For 35 years now, I have been serving the spiritual and pastoral needs of individuals, couples and families alike. In my sessions with them, I noticed that they all seem to have a common struggle and that is, "no time" or "not enough time" to pray, to meditate, to reflect, or to go on a spiritual retreat. In short, their inability to balance their spiritual life and personal life has tremendous repercussions on their spirituality. Their lives have become so fragmented that they are unable to see and experience that the Kingdom of God is within them and in their midst (Luke 17:21). Moreover, their life is full of distractions that they find it difficult to separate their "needs" from their "wants," therefore, their relationship with God suffers. Additionally, couples with children find it even more challenging to go on spiritual retreats due to the demands of family life.
According to T.S. Eliot: "Home is where one starts from." Our home is a reflection of who we are and reveals what we value. Our spirituality should be nurtured within oneself, and sustained in one's own home; after all, "Home is where the heart is." (Pliny the Elder). Additionally, according to Mother Teresa: "Love begins at home, and it is not how much we do...but how much love we put in that action." Putting a lot of efforts in self-transformation and in making one's own home a sanctuary, will make a difference in one's spiritual life. In most cases, it is in our own home where we encounter the Sacred in the daily ordinariness of life.
My academic and professional background provided me with a holistic approach to spiritual care and pastoral counseling. I am currently finishing my doctorate in Metaphysics, specializing in Spiritual Counseling and Life Coaching.
I received my double masters in Pastoral Ministry and Theological Studies at the Franciscan School of Theology, a member school of the Graduate Theological Union in Berkeley, California. I took my Clinical Pastoral Education (CPE) Residency at Banner Good Samaritan Medical Center, a level 1 trauma center, in Phoenix, Arizona. Aside from my graduate level pastoral counseling and theological studies, I completed my undergraduate psychology courses, majoring in Behavioral Science, and have taken doctoral level psychology courses in Transpersonal Psychology, which is an integration of spirituality and psychology.

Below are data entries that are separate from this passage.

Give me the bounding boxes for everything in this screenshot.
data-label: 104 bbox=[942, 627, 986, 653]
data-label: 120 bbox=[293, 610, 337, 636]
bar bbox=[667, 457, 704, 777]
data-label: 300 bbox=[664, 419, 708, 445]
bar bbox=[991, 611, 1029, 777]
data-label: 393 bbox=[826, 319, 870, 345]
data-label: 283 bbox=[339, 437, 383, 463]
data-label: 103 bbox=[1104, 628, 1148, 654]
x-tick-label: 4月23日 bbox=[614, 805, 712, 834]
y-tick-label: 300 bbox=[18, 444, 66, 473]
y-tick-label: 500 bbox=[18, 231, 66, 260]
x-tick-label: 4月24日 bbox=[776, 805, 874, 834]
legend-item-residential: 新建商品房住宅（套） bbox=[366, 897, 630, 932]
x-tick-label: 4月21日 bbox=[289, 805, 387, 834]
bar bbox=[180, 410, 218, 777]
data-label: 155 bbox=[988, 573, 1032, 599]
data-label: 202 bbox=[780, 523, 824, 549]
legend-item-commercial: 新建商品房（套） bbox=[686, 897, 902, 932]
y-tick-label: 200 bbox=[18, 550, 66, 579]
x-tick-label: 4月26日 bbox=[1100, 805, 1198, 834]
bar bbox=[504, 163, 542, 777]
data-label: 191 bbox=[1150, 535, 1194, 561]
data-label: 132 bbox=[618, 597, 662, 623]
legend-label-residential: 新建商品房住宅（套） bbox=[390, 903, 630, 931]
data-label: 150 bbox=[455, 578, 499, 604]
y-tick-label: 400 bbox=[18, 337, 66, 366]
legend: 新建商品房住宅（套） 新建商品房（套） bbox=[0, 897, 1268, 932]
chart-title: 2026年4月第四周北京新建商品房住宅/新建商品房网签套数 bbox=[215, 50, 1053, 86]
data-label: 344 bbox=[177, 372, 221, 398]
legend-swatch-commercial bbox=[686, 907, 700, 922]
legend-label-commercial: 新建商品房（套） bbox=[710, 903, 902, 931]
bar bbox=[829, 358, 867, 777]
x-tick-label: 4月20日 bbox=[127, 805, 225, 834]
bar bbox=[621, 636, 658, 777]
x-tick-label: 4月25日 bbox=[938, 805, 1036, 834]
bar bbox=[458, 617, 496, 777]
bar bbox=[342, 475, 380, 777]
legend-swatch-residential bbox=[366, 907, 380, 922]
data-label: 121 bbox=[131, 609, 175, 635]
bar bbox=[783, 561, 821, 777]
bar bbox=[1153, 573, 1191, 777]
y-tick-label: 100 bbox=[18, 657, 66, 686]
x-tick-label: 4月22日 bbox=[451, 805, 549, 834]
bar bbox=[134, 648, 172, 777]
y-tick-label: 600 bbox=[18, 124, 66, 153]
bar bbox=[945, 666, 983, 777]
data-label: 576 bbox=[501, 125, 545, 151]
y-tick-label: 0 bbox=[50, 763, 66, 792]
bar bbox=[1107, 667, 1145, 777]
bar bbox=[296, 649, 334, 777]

My skill set as a spiritual mentor come from my faith-filled and contemplative living, coupled with my years of training and experience as a Chaplain, Spiritual Director, Pastoral/Spiritual/Bereavement Counselor, Director of Faith Formation, Pastoral Associate, Retreat Director and a Reiki Master. My clinical pastoral care experience is wide and varied: from neonatal intensive care to trauma to end-of-life care. I worked in a variety of settings; i.e., parishes, hospitals, long-term care facilities, hospices, and private homes. I have had the privilege of journeying with people from all walks of life with different faiths, beliefs, cultures, ethnicities, sexual orientations, age groups, and economic status. I have served as a member of interdisciplinary care team for many years. I specialize in assessing psycho-spiritual pains; as well as, in providing palliative and end-of-life care. My clinical expertise includes but not limited to: psycho-spiritual assessments, non-pharmacological interventions, mind-body medicine, and education/training. For educational and training purposes, I created a PowerPoint on “Triquetra of Human Needs,” a holistic model, where I demonstrate the complexity of a whole person and clearly illustrate the interconnectedness of physiological, psychosocial, and psycho-spiritual needs.